# Thread: I am confused on this problem?

1. ## I am confused on this problem?

Where did I go wrong on this problem,
Find the exact value of the expression cos^-1[cos(4PI/3)]

cos of 4PI/3 =-1/2
cos^-1 of (-1/2)= 2PI/3 or 2.094395102

2. Originally Posted by cross1933
Where did I go wrong on this problem,
Find the exact value of the expression cos^-1[cos(4PI/3)]

cos of 4PI/3 =-1/2
cos^-1 of (-1/2)= 2PI/3 or 2.094395102
who said it was wrong?

$\cos^{-1}\left[\cos\left(\frac{4\pi}{3}\right)\right] = \cos^{-1}\left(-\frac{1}{2}\right) = \frac{2\pi}{3}$

because ... the range of the inverse cosine function is $0 \leq y \leq \pi$

3. Originally Posted by skeeter
who said it was wrong?

$\cos^{-1}\left[\cos\left(\frac{4\pi}{3}\right)\right] = \cos^{-1}\left(-\frac{1}{2}\right) = \frac{2\pi}{3}$

because ... the range of the inverse cosine function is $0 \leq y \leq \pi$
$2PI/3$ is not one of the answer choices, that is what is confusing me.

4. Originally Posted by stapel
Domain 1,-1
Range 0, $PI$

5. Originally Posted by cross1933
$2PI/3$ is not one of the answer choices, that is what is confusing me.
don't know what to tell you ... but, I know my solution is correct.

6. Originally Posted by skeeter
don't know what to tell you ... but, I know my solution is correct.
Not sure what I will do, maybe I will email one of the class members.

Thanks

7. for the record, what are the answer "choices" ?

8. Originally Posted by skeeter
for the record, what are the answer "choices" ?
1/2
-1/2
$pi/3$
$4pi/3$

9. Originally Posted by cross1933
1/2
-1/2
$pi/3$
$4pi/3$
None of those options are correct.
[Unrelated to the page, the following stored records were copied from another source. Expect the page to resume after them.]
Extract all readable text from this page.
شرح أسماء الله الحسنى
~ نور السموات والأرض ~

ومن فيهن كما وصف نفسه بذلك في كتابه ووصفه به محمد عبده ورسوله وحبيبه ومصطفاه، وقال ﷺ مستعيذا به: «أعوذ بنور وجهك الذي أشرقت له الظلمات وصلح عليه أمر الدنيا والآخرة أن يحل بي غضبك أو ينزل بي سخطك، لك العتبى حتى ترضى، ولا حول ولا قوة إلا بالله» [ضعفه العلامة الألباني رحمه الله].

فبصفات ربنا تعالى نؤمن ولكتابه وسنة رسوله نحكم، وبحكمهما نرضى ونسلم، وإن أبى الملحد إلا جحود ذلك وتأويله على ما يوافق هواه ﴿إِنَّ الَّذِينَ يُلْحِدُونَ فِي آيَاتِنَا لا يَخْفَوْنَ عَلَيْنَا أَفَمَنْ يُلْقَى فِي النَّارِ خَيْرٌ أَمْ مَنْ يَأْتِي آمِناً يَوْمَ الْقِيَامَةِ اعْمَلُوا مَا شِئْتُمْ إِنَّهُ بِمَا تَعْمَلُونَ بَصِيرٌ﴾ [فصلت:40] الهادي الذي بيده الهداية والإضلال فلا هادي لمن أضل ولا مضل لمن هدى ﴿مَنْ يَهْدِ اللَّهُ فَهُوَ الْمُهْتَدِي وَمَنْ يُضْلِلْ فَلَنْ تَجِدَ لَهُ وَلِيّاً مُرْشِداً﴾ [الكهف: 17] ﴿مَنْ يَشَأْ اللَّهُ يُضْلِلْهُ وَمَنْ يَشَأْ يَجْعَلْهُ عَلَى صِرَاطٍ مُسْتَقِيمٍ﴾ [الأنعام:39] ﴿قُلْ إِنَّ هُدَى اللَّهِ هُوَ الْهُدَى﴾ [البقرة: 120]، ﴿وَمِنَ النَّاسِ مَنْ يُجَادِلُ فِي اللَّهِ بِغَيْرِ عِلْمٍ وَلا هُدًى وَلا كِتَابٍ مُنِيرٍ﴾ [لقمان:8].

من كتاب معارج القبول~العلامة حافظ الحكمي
The answer given by you and skeeter is the correct answer.

10. Is it possible the cos^-1 and the cos cancel leaving the answer as $4PI/3$?

11. Originally Posted by cross1933
Is it possible the cos^-1 and the cos cancel leaving the answer as $4PI/3$?
You know that $\frac{4 \pi}{3}$ does not lie in the range of $\cos^{-1}$, so it cannot be the correct answer. (However, whoever wrote the question might not realise this .....)

12. Originally Posted by mr fantastic
You know that $\frac{4 \pi}{3}$ does not lie in the range of $\cos^{-1}$, so it cannot be the correct answer. (However, whoever wrote the question might not realise this .....)
That is true, still hoping I overlooked something simple. The author of the question may not be aware of this?